By Saba Mann | December 11, 2021
SUNY Chancellor Jim Malatras is stepping down amid growing calls from student organizations and lawmakers to resign, following his connection to various scandals related to former Governor Andrew Cuomo and text messages released by the state attorney general’s office detailing his flare-ups against former colleagues.
The Times Union reported Monday on Malatras chastising a Rockefeller Institute of Government employee in a 2017 audio recording while president of the institution, saying “You have a f__ing bad attitude on everything, lady,” and "You're a misery.”
Malatras also bashed Lindsey Boylan, then former aide for ex-Governor Cuomo, in a 2019 Twitter feud, after she spoke out about a toxic workplace in the Executive Chamber. Transcripts released by Attorney General Letitia James’ investigation late last month revealed the behavior also took place through internal text and email messages. He has since apologized.
Boylan was one of the first to accuse Cuomo of sexual harassment.
In a letter addressed to the Chairman of the SUNY Board of Trustees, Malatras wrote, “The recent events surrounding me over the past week have become a distraction over the important work that needs to be accomplished as SUNY emerges from COVID-19. I believe deeply in an individual’s ability to evolve, change, and grow, but I also believe deeply in SUNY and would never want to be an impediment to its success.”
“The voices of SUNY students have been heard,” said the SUNY Student Assembly in a statement. “It is time for a new beginning at SUNY with enhanced investment in the programs and services critical to our education.”
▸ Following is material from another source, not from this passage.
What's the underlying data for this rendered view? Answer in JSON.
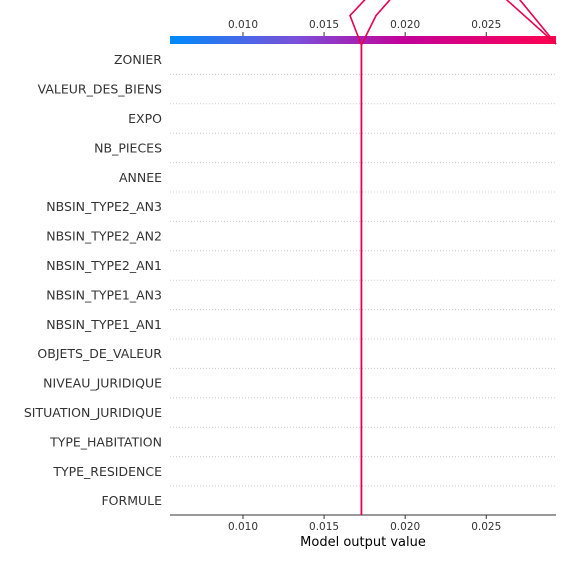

Last week, SUNY SA had called on Malatras resignation citing his behavior as “unbecoming” following the release of the New York State Attorney General’s reports. The organization is now calling on a “national search” for a chancellor, something that broke precedent when electing Malatras as chancellor in 2020.
The president of United University Professions (UUP) Frederick E. Kowal, also urged New York Gov. Kathy Hochul and the Board of Trustees to lead a nationwide search despite Kowal continually expressing support for the Chancellor.
Malatras received his bachelor’s, master’s, and Ph.D. in political science from UAlbany’s Rockefeller College of Public Affairs and Policy.
Professor Patricia Strach, someone Malatras considered a mentor and later went on to become Strach’s boss, had no comment when asked about the resignation.
Malatras was also involved in the undercounting of nursing home deaths during the COVID-19 pandemic.
Hochul called SUNY board chairman Merryl Tisch late Wednesday, saying Malatras needed to make an exit, a source told the New York Post.
The source said Hochul called the situation "untenable" and "not good for SUNY."
POLITICO reports that Hochul has promised to relieve her administration of the “toxic” hold on state government, though she never publicly called on his resignation, as he was “not part of my administration.”
Malatras resignation is effective January 14.